If you begin to experience any of these initial signs, you should absolutely consult your doctor to schedule a physical examination. Don’t continue to ignore your body. It’s trying to tell you something is wrong. Outside of the symptoms directly associated with RA, there are a number of indirect signs to be on the lookout for, too. These include, but are not limited to, ones like:

  • — You’ve recently started experiencing a chronic sense of fatigue that just won’t go away.
  • — You’ve developed a low-grade fever.
  • — You’ve inexplicably started losing weight.
  • — You don’t have the same appetite you once did.
  • — You have a general feeling of depression that you are unable to shake.
  • — You get sick on a regular basis, or have an over-arching sense of malaise that is negatively affecting your daily life.


Living with RA

If you are living with RA, it is always important to seek treatment as quickly as possible. Though there is no cure, there ARE steps you can take to delay some of the more severe damage to your body that RA may cause. These treatments can allow you to continue to live a long, healthy life. A doctor will likely prescribe you certain disease-modifying antirheumatic drugs (DMARDs) like methotrexate, sulfasalazine, anakinra and more. Anti-inflammatory agents and, in certain extreme cases, surgery have also proven to be helpful.

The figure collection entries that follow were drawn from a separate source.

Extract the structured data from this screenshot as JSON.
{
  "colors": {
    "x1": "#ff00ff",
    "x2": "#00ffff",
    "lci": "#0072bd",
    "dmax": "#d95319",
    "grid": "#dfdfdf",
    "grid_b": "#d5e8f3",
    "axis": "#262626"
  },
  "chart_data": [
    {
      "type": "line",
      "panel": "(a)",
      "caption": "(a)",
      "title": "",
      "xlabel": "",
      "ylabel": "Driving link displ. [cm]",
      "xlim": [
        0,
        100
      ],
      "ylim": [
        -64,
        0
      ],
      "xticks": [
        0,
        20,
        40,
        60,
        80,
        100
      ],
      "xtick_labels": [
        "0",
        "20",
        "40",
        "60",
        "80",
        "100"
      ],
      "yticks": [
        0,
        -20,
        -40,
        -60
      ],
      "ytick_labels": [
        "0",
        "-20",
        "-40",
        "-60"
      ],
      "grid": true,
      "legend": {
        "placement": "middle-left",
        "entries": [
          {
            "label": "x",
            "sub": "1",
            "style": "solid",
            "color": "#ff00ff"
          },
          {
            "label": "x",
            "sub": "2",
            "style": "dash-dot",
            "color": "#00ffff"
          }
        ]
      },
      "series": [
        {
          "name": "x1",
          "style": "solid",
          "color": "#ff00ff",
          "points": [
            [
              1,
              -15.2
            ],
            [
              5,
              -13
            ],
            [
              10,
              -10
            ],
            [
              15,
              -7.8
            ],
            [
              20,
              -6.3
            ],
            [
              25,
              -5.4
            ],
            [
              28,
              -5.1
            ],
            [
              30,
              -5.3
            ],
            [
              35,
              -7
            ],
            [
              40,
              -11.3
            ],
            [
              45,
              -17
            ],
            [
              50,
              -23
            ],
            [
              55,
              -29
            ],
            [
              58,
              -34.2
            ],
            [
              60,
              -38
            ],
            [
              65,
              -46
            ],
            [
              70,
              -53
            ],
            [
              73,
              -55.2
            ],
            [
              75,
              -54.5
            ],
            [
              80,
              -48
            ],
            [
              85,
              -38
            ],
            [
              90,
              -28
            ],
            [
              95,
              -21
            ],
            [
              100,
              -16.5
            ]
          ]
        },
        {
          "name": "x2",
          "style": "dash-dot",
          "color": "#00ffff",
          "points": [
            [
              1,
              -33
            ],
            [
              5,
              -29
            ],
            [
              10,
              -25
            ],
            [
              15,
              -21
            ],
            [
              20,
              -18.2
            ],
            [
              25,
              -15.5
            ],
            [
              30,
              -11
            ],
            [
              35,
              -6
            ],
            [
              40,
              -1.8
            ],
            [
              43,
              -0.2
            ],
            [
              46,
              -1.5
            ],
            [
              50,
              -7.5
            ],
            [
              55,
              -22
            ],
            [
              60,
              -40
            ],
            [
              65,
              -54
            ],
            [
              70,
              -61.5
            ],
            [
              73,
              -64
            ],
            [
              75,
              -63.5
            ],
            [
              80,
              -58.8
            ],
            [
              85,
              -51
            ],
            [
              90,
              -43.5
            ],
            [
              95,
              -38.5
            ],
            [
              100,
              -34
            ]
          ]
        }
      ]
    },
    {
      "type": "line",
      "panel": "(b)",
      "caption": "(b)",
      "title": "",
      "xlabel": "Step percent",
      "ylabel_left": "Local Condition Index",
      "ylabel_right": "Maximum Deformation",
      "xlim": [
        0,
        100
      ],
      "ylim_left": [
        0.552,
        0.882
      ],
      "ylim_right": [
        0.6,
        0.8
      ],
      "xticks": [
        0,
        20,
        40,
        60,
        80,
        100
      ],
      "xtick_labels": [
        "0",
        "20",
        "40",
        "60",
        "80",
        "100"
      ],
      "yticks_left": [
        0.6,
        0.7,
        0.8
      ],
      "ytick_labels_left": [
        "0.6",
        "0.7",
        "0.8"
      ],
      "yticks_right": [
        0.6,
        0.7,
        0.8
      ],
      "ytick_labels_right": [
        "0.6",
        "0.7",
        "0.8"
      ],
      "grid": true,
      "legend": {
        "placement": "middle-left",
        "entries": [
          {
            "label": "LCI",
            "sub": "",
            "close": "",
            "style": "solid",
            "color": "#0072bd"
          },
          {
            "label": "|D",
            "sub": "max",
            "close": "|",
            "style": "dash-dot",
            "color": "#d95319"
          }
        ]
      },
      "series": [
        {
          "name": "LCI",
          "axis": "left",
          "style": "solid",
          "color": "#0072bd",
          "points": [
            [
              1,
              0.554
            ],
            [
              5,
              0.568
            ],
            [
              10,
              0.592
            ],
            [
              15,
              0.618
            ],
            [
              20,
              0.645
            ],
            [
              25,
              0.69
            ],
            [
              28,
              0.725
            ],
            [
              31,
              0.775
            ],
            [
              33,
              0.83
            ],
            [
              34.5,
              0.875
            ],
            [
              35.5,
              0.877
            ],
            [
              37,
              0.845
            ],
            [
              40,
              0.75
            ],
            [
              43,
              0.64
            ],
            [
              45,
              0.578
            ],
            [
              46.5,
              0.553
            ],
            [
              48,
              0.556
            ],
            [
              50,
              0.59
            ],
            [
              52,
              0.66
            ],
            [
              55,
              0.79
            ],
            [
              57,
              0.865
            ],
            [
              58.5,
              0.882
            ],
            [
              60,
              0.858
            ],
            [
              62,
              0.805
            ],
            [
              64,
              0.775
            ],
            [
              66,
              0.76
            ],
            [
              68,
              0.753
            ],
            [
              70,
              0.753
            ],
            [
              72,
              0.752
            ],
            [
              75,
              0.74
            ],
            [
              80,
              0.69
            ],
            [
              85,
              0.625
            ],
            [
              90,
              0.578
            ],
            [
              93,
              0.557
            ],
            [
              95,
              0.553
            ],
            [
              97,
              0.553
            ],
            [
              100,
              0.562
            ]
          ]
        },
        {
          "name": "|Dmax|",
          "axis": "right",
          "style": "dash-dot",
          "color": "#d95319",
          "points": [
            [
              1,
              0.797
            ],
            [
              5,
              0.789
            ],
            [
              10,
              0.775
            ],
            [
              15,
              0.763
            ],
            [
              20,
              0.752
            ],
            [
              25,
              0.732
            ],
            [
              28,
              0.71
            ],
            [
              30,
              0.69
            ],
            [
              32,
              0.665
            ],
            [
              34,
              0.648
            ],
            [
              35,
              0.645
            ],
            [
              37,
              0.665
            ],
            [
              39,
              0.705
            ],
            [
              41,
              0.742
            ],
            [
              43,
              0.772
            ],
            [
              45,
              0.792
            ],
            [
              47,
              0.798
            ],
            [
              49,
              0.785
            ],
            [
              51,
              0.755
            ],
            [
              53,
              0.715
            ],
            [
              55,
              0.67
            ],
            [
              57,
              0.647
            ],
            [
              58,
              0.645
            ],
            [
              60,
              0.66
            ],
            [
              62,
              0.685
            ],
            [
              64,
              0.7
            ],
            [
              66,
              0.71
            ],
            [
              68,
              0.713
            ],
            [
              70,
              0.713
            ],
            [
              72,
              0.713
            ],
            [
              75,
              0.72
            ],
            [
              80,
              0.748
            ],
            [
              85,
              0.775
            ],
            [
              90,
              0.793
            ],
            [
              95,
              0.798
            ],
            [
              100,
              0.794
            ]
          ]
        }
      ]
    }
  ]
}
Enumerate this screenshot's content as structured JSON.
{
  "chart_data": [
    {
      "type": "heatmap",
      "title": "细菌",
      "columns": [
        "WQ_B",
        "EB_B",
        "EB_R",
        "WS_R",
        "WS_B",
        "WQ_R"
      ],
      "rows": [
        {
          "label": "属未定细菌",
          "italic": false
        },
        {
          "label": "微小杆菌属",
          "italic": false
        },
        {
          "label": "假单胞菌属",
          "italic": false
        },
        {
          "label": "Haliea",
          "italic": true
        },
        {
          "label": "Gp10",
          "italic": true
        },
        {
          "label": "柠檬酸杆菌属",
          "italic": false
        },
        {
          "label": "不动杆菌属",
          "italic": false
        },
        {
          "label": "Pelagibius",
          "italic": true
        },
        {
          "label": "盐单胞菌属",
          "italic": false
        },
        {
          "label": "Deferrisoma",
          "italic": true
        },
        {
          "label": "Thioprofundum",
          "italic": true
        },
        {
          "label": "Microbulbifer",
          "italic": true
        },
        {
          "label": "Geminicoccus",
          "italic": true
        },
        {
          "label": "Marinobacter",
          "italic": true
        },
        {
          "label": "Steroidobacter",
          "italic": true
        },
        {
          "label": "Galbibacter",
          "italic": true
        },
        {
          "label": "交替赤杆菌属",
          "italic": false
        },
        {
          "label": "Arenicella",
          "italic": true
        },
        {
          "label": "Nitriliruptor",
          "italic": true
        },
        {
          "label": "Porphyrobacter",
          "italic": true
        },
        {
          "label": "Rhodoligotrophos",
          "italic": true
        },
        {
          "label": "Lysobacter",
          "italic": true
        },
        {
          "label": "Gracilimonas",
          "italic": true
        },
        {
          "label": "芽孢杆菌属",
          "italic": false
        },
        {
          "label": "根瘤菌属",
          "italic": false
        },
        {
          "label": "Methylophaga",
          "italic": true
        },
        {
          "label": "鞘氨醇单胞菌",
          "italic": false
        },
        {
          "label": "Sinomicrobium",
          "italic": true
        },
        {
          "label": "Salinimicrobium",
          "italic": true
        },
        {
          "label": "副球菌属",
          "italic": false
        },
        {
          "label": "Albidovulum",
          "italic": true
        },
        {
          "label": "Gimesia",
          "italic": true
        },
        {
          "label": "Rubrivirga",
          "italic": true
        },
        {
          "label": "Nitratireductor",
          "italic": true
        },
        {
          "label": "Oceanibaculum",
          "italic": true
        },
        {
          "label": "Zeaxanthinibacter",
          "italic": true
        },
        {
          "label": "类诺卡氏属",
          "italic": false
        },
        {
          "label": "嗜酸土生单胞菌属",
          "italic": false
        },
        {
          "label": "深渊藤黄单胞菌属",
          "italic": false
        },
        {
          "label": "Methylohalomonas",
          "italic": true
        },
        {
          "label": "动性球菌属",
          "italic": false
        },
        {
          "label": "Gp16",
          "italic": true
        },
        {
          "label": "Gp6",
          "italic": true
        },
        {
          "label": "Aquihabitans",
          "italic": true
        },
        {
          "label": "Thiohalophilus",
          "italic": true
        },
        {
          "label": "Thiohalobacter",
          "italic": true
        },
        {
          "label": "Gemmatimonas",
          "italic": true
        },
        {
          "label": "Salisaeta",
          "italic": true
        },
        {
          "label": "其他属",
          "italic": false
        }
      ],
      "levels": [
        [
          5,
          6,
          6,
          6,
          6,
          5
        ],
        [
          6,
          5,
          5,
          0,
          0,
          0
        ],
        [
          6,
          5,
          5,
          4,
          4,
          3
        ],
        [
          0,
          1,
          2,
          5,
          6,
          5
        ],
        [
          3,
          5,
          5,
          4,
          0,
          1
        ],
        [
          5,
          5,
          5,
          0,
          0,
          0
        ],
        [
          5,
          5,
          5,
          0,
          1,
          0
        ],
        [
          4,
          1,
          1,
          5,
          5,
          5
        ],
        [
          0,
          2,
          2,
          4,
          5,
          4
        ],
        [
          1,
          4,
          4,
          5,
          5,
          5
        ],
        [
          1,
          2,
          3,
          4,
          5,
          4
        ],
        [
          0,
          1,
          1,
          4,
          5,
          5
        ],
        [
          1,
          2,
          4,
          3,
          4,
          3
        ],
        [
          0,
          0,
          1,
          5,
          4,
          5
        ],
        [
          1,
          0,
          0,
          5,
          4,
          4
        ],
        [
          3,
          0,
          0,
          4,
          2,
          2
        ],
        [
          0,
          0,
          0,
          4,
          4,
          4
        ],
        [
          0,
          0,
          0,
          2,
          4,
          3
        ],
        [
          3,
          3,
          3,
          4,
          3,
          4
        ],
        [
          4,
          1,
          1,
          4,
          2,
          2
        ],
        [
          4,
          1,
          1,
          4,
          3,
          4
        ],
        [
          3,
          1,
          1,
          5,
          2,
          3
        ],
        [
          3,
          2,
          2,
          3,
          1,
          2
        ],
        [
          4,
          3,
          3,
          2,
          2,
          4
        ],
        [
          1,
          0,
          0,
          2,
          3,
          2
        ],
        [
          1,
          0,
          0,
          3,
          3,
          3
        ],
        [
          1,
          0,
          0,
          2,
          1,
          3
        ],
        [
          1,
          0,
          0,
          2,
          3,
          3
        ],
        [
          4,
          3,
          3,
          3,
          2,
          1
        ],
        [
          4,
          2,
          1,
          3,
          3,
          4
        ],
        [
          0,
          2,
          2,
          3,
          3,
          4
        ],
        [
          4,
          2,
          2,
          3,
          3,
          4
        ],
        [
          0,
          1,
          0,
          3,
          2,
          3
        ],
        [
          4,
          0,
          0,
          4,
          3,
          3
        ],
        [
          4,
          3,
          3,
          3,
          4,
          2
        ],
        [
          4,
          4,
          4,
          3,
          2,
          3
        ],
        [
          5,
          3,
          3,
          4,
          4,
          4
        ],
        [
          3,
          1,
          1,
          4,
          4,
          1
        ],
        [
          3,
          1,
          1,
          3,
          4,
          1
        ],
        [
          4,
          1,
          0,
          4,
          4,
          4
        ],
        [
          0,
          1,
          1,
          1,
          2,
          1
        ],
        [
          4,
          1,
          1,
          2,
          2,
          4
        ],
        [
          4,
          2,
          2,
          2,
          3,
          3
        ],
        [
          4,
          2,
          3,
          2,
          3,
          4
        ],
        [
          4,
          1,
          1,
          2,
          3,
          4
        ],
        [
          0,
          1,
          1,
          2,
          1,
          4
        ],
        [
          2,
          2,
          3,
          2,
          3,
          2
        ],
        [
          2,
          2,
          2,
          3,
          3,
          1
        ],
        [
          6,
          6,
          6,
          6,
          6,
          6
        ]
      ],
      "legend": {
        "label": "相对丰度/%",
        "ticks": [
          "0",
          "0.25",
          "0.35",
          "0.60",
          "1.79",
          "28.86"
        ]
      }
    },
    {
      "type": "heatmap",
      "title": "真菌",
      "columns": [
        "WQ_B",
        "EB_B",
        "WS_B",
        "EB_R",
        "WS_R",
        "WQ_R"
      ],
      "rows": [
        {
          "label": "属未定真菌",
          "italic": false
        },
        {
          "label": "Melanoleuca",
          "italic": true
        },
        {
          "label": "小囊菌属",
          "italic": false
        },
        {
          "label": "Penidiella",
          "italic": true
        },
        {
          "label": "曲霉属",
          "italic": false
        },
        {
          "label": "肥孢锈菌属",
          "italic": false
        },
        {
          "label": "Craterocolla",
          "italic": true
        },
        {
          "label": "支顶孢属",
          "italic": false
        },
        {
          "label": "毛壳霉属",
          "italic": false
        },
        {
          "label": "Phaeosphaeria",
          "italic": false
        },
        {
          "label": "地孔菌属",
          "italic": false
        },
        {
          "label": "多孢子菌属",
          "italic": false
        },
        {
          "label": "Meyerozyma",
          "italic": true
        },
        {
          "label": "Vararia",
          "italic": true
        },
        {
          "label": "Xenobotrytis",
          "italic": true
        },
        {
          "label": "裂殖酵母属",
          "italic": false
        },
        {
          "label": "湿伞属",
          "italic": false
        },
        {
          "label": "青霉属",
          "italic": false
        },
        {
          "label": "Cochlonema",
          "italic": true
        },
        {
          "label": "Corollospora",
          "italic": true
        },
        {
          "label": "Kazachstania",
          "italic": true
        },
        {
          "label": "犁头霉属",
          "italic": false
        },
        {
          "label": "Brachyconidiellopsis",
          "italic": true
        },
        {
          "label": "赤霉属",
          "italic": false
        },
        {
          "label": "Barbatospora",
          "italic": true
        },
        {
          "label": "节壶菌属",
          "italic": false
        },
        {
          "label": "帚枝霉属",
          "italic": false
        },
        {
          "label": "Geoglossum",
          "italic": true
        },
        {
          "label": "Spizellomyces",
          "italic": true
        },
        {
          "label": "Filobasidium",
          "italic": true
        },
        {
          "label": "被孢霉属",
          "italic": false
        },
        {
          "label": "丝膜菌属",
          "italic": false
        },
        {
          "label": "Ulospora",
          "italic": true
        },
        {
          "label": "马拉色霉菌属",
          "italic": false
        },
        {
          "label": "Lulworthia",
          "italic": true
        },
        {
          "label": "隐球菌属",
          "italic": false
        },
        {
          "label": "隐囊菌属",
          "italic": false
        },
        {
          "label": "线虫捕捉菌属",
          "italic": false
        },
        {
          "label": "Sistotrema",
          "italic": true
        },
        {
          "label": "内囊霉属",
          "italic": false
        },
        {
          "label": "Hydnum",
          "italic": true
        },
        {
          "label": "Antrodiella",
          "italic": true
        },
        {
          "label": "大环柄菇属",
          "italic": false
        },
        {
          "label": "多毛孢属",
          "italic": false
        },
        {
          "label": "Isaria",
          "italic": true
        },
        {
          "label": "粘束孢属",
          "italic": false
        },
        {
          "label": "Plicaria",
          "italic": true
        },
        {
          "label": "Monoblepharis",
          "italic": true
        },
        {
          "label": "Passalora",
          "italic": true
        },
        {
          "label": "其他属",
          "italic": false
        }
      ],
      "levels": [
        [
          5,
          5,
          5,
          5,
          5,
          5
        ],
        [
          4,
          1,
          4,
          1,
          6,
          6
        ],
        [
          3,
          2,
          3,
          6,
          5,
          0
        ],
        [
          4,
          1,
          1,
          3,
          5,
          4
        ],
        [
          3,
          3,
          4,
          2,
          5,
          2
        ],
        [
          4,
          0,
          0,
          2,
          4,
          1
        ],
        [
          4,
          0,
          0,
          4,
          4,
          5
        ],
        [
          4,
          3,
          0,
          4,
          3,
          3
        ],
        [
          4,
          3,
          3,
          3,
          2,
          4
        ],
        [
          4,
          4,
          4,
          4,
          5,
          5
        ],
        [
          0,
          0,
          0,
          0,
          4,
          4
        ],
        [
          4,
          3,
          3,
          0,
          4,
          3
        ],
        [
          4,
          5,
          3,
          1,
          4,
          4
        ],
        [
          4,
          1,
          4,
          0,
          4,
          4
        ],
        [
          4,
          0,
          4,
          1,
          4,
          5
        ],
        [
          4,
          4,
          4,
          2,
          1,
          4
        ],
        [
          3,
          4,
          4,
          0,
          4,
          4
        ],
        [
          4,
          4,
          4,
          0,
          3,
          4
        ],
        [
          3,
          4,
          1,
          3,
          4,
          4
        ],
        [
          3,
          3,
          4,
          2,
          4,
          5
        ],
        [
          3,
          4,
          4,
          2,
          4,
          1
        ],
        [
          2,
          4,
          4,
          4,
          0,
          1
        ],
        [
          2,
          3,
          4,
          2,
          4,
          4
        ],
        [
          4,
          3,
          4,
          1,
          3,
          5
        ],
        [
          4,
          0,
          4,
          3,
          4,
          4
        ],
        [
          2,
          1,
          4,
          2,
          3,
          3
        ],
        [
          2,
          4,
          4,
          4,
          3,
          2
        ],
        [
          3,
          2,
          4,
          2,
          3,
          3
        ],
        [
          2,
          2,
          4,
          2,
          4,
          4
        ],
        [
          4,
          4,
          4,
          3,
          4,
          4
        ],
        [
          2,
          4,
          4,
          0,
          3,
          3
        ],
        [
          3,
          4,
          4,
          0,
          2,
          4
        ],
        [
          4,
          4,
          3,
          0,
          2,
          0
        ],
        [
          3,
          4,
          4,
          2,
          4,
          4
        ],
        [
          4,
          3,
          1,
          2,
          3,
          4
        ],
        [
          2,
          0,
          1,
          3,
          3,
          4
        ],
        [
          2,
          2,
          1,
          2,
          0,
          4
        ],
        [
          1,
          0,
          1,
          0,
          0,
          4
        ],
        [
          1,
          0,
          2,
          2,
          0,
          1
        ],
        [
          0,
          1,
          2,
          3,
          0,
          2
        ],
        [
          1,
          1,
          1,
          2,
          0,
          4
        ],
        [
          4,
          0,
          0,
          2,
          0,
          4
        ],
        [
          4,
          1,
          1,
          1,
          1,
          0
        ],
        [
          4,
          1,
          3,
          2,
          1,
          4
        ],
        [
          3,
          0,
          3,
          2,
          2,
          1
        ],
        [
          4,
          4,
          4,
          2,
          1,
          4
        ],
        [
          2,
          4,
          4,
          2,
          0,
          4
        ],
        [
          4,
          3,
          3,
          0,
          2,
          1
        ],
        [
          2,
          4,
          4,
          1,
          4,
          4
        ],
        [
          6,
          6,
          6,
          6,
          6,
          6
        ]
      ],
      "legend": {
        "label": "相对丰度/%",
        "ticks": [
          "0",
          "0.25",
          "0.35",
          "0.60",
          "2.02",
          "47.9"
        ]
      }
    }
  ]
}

You should also take steps to limit any exposure to lifestyle factors that are associated with the disease. If you’re a smoker, quit now. If you don’t exercise, it’s time to start. Change your diet to help maintain not just a healthy body, but to fight the inflammation the disease causes through diet. Likewise, there is some evidence that dietary supplements like omega-3 fatty acids can also help both mitigating long-term damage and assisting a person in dealing with the day-to-day struggles of RA on an ongoing basis.